Customer October 7, 2017 11:49
A dialog was brought up this week about senior discounts and discounts for customers with fixed incomes, low incomes etc…
This conversation reminds us of the retailers’ social card we all must deal with. It is the social conscious of our business.
Brick and motor retail have an open window to the pulse of its’ community, wherever that may be. Like the old home goods store in a dusty small town, the retail store becomes an expert in what is happening its’ neighborhood, socially and financially. We feel it through our pours of our business.
I constantly give price breaks, and many times without the customer even knowing. I struggle offering discounts to customers because of the adage,
“Don’t judge a book by its cover”.
My brick and motor is in the middle of a few levels of income demographics. I am half a block away from Park ave, on the border of Harlem and the Upper East Side. I am surrounded by upscale doctor offices and the giant Mt. Sinai. Most neighborhoods in New York City can be like this. Just one block away can house a population with a totally different income level. Our customer net is full of financial disparities.

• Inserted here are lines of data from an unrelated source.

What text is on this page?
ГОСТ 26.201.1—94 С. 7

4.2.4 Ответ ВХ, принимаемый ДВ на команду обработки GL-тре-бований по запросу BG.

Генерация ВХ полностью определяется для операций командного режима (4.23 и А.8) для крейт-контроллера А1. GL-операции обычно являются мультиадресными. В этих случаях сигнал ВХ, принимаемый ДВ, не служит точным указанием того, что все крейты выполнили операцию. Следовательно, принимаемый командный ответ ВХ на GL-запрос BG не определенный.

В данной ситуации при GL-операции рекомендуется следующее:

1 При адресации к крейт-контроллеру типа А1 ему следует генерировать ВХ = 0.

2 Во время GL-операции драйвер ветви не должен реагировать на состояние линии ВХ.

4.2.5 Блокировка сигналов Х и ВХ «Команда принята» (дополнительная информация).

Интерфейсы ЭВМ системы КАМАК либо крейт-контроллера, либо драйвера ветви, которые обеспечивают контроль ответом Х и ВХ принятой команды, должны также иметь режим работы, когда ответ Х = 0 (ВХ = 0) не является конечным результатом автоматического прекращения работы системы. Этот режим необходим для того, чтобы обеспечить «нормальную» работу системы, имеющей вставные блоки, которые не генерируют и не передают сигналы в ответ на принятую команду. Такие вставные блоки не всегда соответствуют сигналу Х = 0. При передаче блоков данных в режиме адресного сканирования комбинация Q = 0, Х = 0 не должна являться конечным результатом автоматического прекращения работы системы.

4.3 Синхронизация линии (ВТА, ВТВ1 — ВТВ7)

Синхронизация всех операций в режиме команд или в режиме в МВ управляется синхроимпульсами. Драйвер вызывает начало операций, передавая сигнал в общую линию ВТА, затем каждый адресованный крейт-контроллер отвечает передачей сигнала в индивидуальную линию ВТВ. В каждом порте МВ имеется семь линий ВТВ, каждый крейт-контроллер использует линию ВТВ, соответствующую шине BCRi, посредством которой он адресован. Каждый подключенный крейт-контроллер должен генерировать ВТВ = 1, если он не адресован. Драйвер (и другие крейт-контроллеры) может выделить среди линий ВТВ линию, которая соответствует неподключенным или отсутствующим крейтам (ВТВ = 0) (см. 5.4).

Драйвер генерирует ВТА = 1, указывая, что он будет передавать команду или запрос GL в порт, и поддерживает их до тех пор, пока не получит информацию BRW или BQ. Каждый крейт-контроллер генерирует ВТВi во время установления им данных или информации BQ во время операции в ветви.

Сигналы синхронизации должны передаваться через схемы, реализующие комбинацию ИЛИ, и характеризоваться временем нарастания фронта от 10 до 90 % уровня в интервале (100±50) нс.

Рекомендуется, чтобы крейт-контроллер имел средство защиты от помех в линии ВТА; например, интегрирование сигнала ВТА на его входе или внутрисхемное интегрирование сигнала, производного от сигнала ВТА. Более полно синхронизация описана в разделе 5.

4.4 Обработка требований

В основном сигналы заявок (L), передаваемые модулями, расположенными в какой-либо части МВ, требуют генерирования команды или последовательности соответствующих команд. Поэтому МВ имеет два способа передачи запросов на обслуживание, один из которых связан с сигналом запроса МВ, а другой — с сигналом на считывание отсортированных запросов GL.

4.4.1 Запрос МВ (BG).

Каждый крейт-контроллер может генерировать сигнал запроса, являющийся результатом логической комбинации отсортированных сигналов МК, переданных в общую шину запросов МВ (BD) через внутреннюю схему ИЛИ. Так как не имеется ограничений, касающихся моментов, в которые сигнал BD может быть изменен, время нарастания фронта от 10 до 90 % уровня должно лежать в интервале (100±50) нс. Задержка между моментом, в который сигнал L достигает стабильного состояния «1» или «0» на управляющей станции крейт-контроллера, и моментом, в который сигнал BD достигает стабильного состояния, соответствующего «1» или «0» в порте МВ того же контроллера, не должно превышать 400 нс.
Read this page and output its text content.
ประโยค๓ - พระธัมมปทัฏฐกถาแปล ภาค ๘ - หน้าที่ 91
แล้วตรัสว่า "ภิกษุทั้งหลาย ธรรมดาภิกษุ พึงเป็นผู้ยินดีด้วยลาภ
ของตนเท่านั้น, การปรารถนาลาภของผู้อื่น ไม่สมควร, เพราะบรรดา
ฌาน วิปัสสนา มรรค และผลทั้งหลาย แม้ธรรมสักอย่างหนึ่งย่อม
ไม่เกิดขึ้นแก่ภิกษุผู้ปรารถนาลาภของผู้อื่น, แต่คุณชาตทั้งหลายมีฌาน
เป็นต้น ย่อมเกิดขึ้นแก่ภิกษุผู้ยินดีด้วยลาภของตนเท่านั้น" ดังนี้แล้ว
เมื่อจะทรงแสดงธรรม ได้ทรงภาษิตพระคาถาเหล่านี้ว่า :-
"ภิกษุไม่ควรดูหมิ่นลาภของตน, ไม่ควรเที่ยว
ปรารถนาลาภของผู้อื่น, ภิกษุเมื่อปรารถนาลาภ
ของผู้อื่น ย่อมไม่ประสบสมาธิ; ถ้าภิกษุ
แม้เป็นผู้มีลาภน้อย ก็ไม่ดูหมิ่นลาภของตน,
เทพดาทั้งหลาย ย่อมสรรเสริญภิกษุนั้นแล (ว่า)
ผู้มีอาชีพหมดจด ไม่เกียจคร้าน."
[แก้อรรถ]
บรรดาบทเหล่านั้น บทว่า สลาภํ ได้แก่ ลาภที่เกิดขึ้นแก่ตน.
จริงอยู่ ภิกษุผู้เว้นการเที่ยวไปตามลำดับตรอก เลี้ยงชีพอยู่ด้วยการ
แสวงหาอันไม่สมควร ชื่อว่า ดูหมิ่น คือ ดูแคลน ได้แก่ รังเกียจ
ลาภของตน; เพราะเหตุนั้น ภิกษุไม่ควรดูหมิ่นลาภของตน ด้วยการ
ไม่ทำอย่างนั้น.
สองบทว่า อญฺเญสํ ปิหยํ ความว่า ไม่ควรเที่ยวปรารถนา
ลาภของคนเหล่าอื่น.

I bought a necklace from a very elderly woman a month ago. She said she needed the income to buy food. Yesterday I had a woman spend $800 to have clothing to take on her vacation. I have low-income women who work in the neighborhood and professionals who can afford my prices without a second thought. This can be a daily occurrence, for me and for many other retailers out in the world.
Obviously, we, as retailers find visually gauging our customers gives us data we can then use to help us sell to them. I try so hard not to do this. I try so hard not to pre-determine. I have made a fool of myself on more than one occasion. I do believe over the years I have become smoother helping people on limited budgets find a purchase in my store they can afford. I usually head straight to the sale rack if they have discussed their price range. Sometimes, I ask their price range in advance so I know what to offer them without guessing and miss guessing.
My sale rack can help with the issue of affordability. I always have a few items I hope most can afford. I know I am in business to make money, but making everyone comfortable, even if all they can do is browse and enjoy the experience to me is important.
Many larger retailers donate to charities, and they receive tax breaks or write-offs in doing so. Small retailers give price breaks to customers face-to-face. It is not a marketing ploy, it is part of our daily community activism.